Methods: Whole bronchial segments were dissected from pig lungs and maintained in organ bath chambers. Mechanical strain on airways was controlled by modifying transmural pressure (Ptm). Airways were initially equilibrated to 5 cmH2O Ptm, approximating the mechanical environment present at functional residual capacity in vivo. Ptm was subsequently increased to 25 cmH2O or decreased to −5 cmH2O for 1 h, and then returned to 5 cmH2O for a further 1 h. Two recording systems were used on different groups of airways: (i) pressure controlled, where airways were allowed to narrow against a fixed pressure, and by which specific wall compliance was measured from volume changes to a 5 cmH2O cyclical pressure change; (ii) volume controlled, where airways contracted against a fixed lumen volume and the resultant increases in pressure were recorded as an index of ASM force. The desired pressure and volume conditions were applied by a servo controlled syringe pump.

Results: Increasing Ptm to 25 cmH2O produced an immediate expansion in airway volume of ∼25% and a reduction in wall compliance of 69.3 ±1.8% (n=6, P<0.001, paired t-test). Increased Ptm attenuated airway narrowing by 15.8 ±4.2% (n=6, P<0.05) and ASM force by 20.8 ±3.4% (n=5, P<0.05).
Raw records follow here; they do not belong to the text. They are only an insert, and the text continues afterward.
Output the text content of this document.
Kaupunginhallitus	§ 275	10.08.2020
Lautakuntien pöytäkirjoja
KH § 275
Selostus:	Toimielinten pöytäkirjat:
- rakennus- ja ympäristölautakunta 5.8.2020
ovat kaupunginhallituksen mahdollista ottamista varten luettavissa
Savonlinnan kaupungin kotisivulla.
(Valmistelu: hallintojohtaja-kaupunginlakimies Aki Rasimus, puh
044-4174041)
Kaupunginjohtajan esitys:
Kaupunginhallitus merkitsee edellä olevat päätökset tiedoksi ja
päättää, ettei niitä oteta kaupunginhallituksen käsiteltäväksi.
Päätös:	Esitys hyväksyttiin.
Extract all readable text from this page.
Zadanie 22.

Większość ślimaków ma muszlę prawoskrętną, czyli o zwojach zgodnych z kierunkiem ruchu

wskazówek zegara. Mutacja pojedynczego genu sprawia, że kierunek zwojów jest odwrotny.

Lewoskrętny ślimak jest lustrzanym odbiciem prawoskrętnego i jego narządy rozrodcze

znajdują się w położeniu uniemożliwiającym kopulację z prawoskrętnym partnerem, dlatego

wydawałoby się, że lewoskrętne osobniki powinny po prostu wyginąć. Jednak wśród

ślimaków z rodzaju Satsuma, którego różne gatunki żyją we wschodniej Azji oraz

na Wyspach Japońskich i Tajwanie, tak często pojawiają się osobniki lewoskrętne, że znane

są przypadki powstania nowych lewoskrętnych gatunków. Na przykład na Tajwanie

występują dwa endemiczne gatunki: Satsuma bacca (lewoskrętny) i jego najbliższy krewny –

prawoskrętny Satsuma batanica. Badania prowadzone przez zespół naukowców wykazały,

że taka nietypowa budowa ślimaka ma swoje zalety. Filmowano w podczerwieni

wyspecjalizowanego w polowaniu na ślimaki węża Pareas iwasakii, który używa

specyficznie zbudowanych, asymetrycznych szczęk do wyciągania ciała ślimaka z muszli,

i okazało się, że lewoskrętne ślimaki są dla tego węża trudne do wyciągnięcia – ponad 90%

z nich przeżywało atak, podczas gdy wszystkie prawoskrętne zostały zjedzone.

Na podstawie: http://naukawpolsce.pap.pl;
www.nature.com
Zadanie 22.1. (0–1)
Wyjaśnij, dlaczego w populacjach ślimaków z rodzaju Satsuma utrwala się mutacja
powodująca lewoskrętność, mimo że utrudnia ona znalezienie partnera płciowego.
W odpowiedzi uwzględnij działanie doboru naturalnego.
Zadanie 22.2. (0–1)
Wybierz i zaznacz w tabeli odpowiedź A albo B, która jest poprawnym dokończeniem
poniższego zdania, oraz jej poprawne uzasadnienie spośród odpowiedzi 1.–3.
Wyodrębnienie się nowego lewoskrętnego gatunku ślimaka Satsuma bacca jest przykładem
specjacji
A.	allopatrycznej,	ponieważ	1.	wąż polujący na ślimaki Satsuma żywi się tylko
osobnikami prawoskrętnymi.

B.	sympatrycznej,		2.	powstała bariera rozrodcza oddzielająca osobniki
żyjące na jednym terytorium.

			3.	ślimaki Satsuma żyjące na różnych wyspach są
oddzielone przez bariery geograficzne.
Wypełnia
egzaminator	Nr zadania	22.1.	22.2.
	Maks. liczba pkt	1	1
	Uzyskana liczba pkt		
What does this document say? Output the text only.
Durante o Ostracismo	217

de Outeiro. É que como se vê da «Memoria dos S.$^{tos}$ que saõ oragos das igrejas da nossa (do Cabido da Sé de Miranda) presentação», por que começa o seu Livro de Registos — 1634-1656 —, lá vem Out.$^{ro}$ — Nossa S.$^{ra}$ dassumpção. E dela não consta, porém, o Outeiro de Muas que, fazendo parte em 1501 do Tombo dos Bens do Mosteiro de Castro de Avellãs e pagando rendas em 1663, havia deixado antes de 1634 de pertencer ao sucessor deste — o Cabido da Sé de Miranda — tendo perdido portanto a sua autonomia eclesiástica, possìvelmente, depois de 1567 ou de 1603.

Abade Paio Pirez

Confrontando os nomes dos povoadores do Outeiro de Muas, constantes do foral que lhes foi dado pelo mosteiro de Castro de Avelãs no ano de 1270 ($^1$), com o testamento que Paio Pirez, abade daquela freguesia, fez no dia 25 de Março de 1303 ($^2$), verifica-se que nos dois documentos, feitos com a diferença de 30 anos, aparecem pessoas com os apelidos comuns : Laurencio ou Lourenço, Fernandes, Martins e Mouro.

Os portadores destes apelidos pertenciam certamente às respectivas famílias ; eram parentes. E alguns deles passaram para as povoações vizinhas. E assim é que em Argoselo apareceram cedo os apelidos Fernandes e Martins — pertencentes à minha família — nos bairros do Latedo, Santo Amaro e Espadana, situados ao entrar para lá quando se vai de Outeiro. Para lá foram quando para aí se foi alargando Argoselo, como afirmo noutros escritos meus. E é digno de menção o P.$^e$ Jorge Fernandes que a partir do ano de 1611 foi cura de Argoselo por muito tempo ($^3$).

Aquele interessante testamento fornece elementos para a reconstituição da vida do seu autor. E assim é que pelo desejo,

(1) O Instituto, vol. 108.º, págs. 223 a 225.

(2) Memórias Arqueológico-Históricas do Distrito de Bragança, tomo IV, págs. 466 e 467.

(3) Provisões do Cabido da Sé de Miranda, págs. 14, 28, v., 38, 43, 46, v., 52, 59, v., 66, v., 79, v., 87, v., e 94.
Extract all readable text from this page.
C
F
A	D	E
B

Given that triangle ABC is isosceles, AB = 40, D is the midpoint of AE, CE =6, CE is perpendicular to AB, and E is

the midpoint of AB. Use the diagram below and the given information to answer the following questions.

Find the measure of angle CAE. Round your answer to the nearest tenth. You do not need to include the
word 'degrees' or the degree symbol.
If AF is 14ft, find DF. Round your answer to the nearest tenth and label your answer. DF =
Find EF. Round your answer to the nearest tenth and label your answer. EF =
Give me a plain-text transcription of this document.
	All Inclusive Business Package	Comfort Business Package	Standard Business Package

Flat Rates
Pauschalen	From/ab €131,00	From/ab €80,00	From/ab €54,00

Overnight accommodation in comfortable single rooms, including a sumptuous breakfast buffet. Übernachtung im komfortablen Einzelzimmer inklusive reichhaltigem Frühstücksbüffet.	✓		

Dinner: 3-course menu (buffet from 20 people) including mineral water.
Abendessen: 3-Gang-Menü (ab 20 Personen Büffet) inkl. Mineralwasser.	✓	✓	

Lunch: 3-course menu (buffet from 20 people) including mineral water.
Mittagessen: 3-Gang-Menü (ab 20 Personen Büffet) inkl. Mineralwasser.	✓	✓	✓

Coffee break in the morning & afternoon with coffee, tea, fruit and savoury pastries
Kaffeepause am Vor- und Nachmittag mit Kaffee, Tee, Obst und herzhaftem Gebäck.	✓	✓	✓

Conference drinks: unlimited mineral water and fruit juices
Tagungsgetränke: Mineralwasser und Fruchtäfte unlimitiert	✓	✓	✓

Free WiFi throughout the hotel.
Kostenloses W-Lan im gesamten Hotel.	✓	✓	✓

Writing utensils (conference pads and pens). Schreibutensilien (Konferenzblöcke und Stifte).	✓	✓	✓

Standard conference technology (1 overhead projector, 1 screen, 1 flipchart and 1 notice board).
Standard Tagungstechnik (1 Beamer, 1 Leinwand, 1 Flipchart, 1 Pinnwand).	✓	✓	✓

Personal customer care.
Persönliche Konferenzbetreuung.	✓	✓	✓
Maintaining Ptm at 25 cmH2O for 1 h produced a further fall in narrowing (P<0.05, ANOVA) but did not affect ASM force or wall compliance. Decreasing Ptm to −5cmH2O produced an immediate reduction in airway volume of ∼30% and an increase in wall compliance of 30.2 ±2.6% (n=6, P<0.001). Reduced Ptm attenuated airway narrowing by 19.5 ±3.8% (n=6, P<0.001) and force by 20.0 ±2.7% (n=5, P<0.001). Maintaining Ptm at −5 cmH2O for 1 h produced a further decrease in airway narrowing (n=6, P<0.01) and ASM force (n=5, Pp<0.001), and an increase in wall compliance (n=6, P<0.01). In all cases upon return to Ptm of 5 cmH2O airway narrowing, ASM force and compliance were restored to the pre-strain levels in <20 min.

Conclusions: The findings suggest that changes in mechanical strain above or below that expected to occur in the normal healthy lung, and favor reduced airway narrowing and ASM force production. In comparison, increases in mechanical strain favor reduced airway wall compliance while lower strains may increase wall compliance. Acute changes in mechanical strain have no long lasting impact on airway wall properties.